Ein wenig befremdlich fand ich das auch. Schatz war natürlich direkt nach der Untersuchung telefonisch informiert worden und hatte empört festgestellt: „Aber man weiß doch, ob man da Muttermale hat, oder nicht!“.
Der Hahn nahm die ganze Schurse gelassen: „Ihr denkt ja dran, dass hier im Raum auch noch männliche Individuen sind?!“ Lieber Hahn, das macht jetzt auch nichts mehr, bei so vielen Frauen fällt das gar nicht auf!
Vor Weihnachten
22 Dezember , 2008
Erst wenn man einer der wenigen Deppen ist, die zwei Tage vor Weihnachten noch arbeiten müssen, stellt man fest, dass die Welt um einen herum geradezu stillzustehen scheint. Um zehn nach sieben sind die Straßen selten so voll wie nachmittags, aber selbst sonntagmorgens hab ich sie schon voller gesehen als heute auf dem Weg zum Treffpunkt meiner Fahrgemeinschaft.
Auf der Autobahn ist so wenig los, dass der Verkehr auf der gegenüberliegenden in die Stadt hineinführenden Seite, auf der normalerweise jeden Morgen Stau ist, wie ein kleiner plätschernder Bach vor sich hinfließt. Dazu Nieselregen und laue zehn Grad. Sparwetter.

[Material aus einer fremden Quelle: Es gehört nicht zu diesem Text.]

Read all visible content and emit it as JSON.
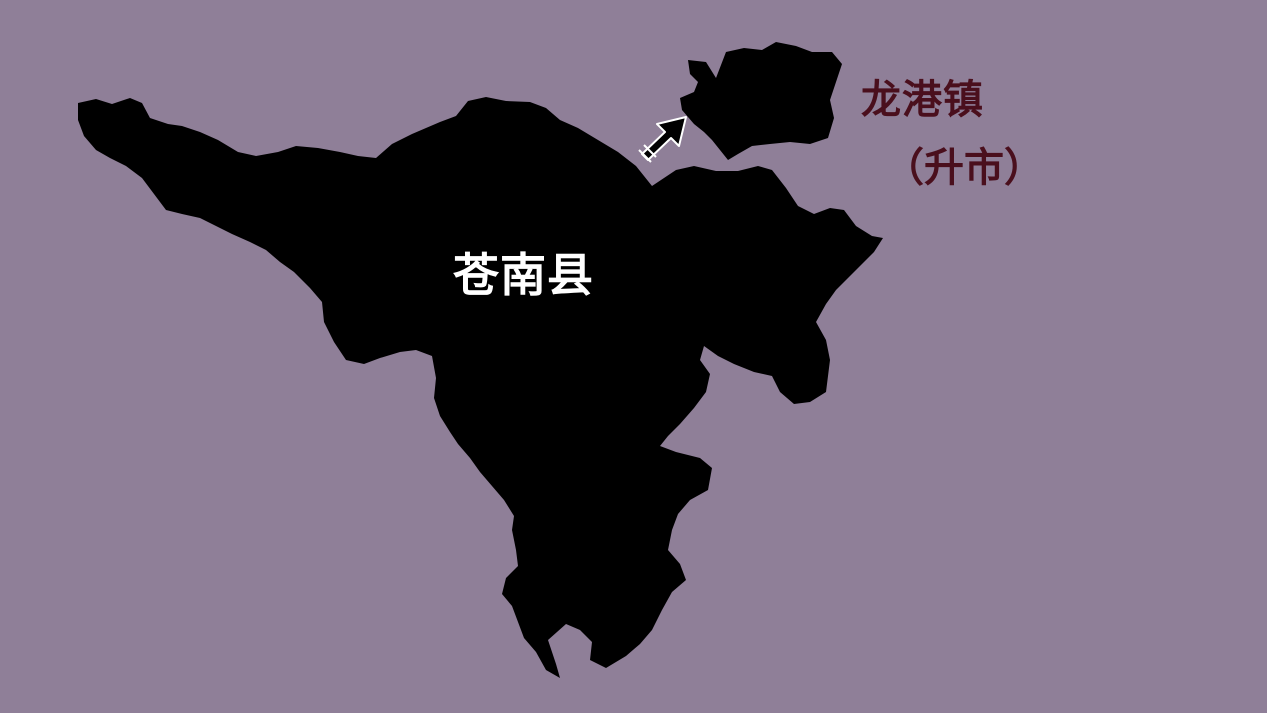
{
  "map": {
    "background_color": "#8f7f98",
    "region_color": "#000000",
    "regions": [
      {
        "id": "cangnan",
        "label": "苍南县",
        "label_color": "#ffffff"
      },
      {
        "id": "longgang",
        "label": "龙港镇",
        "label_color": "#4a0f1d"
      }
    ],
    "status_note": "（升市）",
    "arrow_icon": "arrow-northeast-icon"
  }
}
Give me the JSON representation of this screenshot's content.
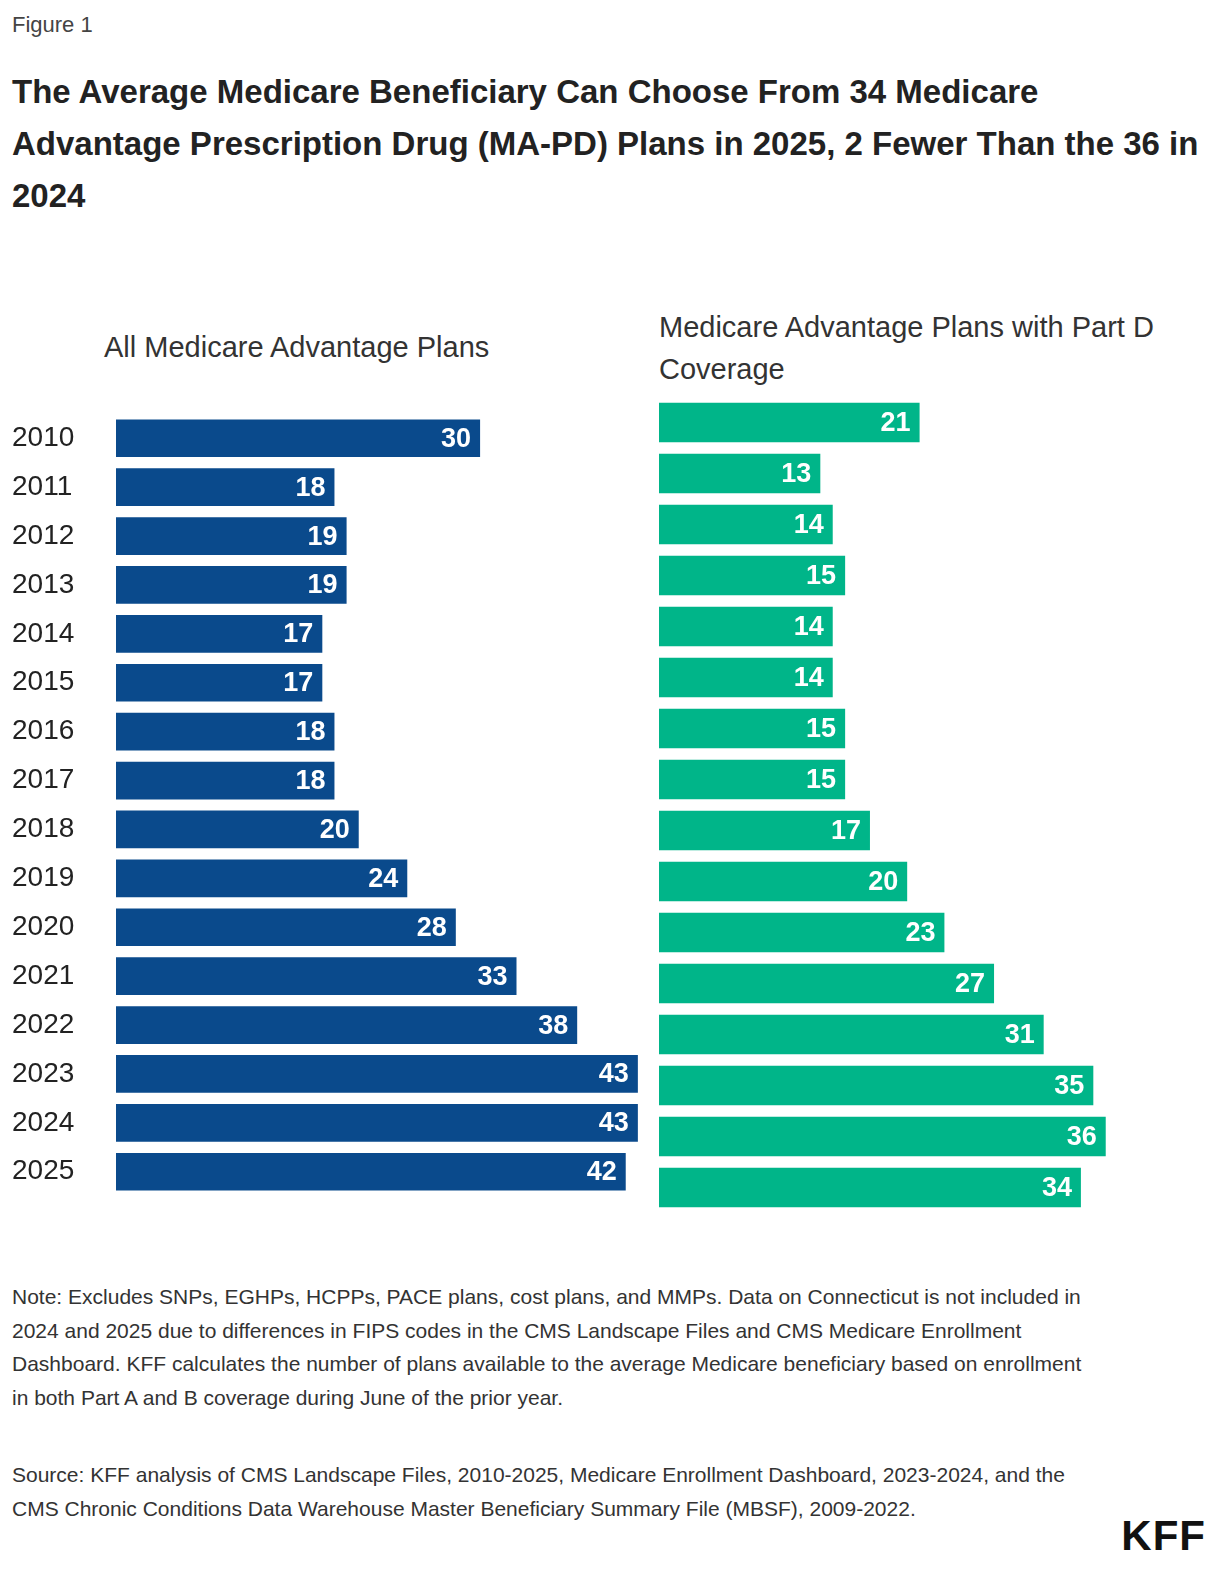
{
  "header": {
    "label": "Figure 1",
    "title": "The Average Medicare Beneficiary Can Choose From 34 Medicare Advantage Prescription Drug (MA-PD) Plans in 2025, 2 Fewer Than the 36 in 2024"
  },
  "chart_data": [
    {
      "type": "bar",
      "orientation": "horizontal",
      "title": "All Medicare Advantage Plans",
      "categories": [
        "2010",
        "2011",
        "2012",
        "2013",
        "2014",
        "2015",
        "2016",
        "2017",
        "2018",
        "2019",
        "2020",
        "2021",
        "2022",
        "2023",
        "2024",
        "2025"
      ],
      "values": [
        30,
        18,
        19,
        19,
        17,
        17,
        18,
        18,
        20,
        24,
        28,
        33,
        38,
        43,
        43,
        42
      ],
      "color": "#0a4a8c",
      "xlim": [
        0,
        44
      ],
      "grid": false,
      "data_labels": true,
      "tick_labels": "y"
    },
    {
      "type": "bar",
      "orientation": "horizontal",
      "title": "Medicare Advantage Plans with Part D Coverage",
      "categories": [
        "2010",
        "2011",
        "2012",
        "2013",
        "2014",
        "2015",
        "2016",
        "2017",
        "2018",
        "2019",
        "2020",
        "2021",
        "2022",
        "2023",
        "2024",
        "2025"
      ],
      "values": [
        21,
        13,
        14,
        15,
        14,
        14,
        15,
        15,
        17,
        20,
        23,
        27,
        31,
        35,
        36,
        34
      ],
      "color": "#00b589",
      "xlim": [
        0,
        44
      ],
      "grid": false,
      "data_labels": true,
      "tick_labels": false
    }
  ],
  "footer": {
    "note": "Note: Excludes SNPs, EGHPs, HCPPs, PACE plans, cost plans, and MMPs. Data on Connecticut is not included in 2024 and 2025 due to differences in FIPS codes in the CMS Landscape Files and CMS Medicare Enrollment Dashboard. KFF calculates the number of plans available to the average Medicare beneficiary based on enrollment in both Part A and B coverage during June of the prior year.",
    "source": "Source: KFF analysis of CMS Landscape Files, 2010-2025, Medicare Enrollment Dashboard, 2023-2024, and the CMS Chronic Conditions Data Warehouse Master Beneficiary Summary File (MBSF), 2009-2022.",
    "logo": "KFF"
  }
}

Auf der Arbeit Weihnachtsloch. Der Korridor ist wie ausgestorben. Keine Maschinengeräusche aus der Druckerei – der Drucker ist in Urlaub, die Kunden auch. Um mir die Zeit zu vertreiben, ein bisschen Nachrichten lesen. Im Leserforum wird über das Supertalent diskutiert. Hirnlos. Ich habe keine Privatsender, in solchen Momenten fällt mir wieder ein wieso. Geschimpfe darüber, der „Muntharmonikaspieler“ *kicher* habe zu Unrecht gewonnen, die Fans beschimpfen die Kritiker als Neider. Alles wie immer.

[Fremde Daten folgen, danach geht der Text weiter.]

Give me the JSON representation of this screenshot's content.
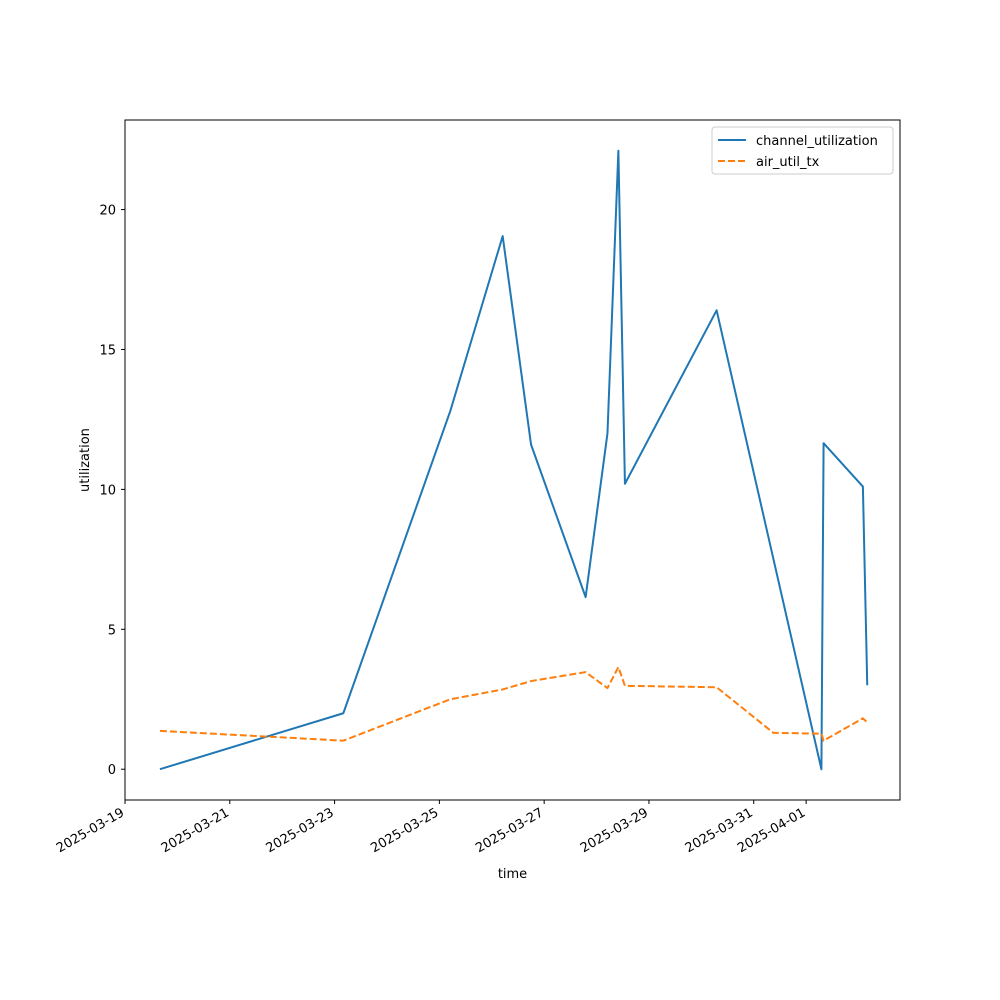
{
  "chart_data": {
    "type": "line",
    "title": "",
    "xlabel": "time",
    "ylabel": "utilization",
    "x_ticks": [
      "2025-03-19",
      "2025-03-21",
      "2025-03-23",
      "2025-03-25",
      "2025-03-27",
      "2025-03-29",
      "2025-03-31",
      "2025-04-01"
    ],
    "y_ticks": [
      0,
      5,
      10,
      15,
      20
    ],
    "xlim": [
      "2025-03-19T00:00",
      "2025-04-02T19:00"
    ],
    "ylim": [
      -1.1,
      23.2
    ],
    "grid": false,
    "legend_position": "top-right",
    "series": [
      {
        "name": "channel_utilization",
        "color": "#1f77b4",
        "dash": "solid",
        "points": [
          {
            "x": "2025-03-19T16:00",
            "y": 0.0
          },
          {
            "x": "2025-03-23T04:00",
            "y": 2.0
          },
          {
            "x": "2025-03-25T05:00",
            "y": 12.8
          },
          {
            "x": "2025-03-26T05:00",
            "y": 19.05
          },
          {
            "x": "2025-03-26T18:00",
            "y": 11.6
          },
          {
            "x": "2025-03-27T19:00",
            "y": 6.15
          },
          {
            "x": "2025-03-28T05:00",
            "y": 12.0
          },
          {
            "x": "2025-03-28T10:00",
            "y": 22.1
          },
          {
            "x": "2025-03-28T13:00",
            "y": 10.2
          },
          {
            "x": "2025-03-30T07:00",
            "y": 16.4
          },
          {
            "x": "2025-04-01T07:00",
            "y": 0.0
          },
          {
            "x": "2025-04-01T08:00",
            "y": 11.65
          },
          {
            "x": "2025-04-02T02:00",
            "y": 10.1
          },
          {
            "x": "2025-04-02T04:00",
            "y": 3.0
          }
        ]
      },
      {
        "name": "air_util_tx",
        "color": "#ff7f0e",
        "dash": "dashed",
        "points": [
          {
            "x": "2025-03-19T16:00",
            "y": 1.37
          },
          {
            "x": "2025-03-23T04:00",
            "y": 1.02
          },
          {
            "x": "2025-03-25T05:00",
            "y": 2.5
          },
          {
            "x": "2025-03-26T05:00",
            "y": 2.85
          },
          {
            "x": "2025-03-26T18:00",
            "y": 3.15
          },
          {
            "x": "2025-03-27T19:00",
            "y": 3.47
          },
          {
            "x": "2025-03-28T05:00",
            "y": 2.9
          },
          {
            "x": "2025-03-28T10:00",
            "y": 3.65
          },
          {
            "x": "2025-03-28T13:00",
            "y": 2.98
          },
          {
            "x": "2025-03-30T07:00",
            "y": 2.93
          },
          {
            "x": "2025-03-31T09:00",
            "y": 1.3
          },
          {
            "x": "2025-04-01T07:00",
            "y": 1.27
          },
          {
            "x": "2025-04-01T08:00",
            "y": 1.02
          },
          {
            "x": "2025-04-02T02:00",
            "y": 1.82
          },
          {
            "x": "2025-04-02T04:00",
            "y": 1.67
          }
        ]
      }
    ]
  }
}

Die Zeit bis fünf Uhr zieht sich. Ich übe Tastschreiben. Verdammt mühselig, weil ich normalerweise nur mit einem Finger tippe. Ich glaube, ich bin der schnellste Ein-Finger-Tipper Rock Citys – vielleicht sollte ich mich beim „Supertalent“ melden.
Im Radio die Weihnachtshits der letzten hundert Jahre, dazwischen „Ave Maria“ auf der Mundharmonika. Schade, dass wir keinen CD-Player haben, für solche Situationen wurde doch „Wir warten auf’s Christkind“ von den Toten Hosen produziert.
Vorweihnachtslethargie. Auch wenn viele Menschen sich darauf freuen, wenn die Weihnachtstage vorbei sind – ich bin froh, wenn sie erst mal angefangen haben! In diesem Sinne: Halleluja, Ave Maria und Frohe Weihnachten!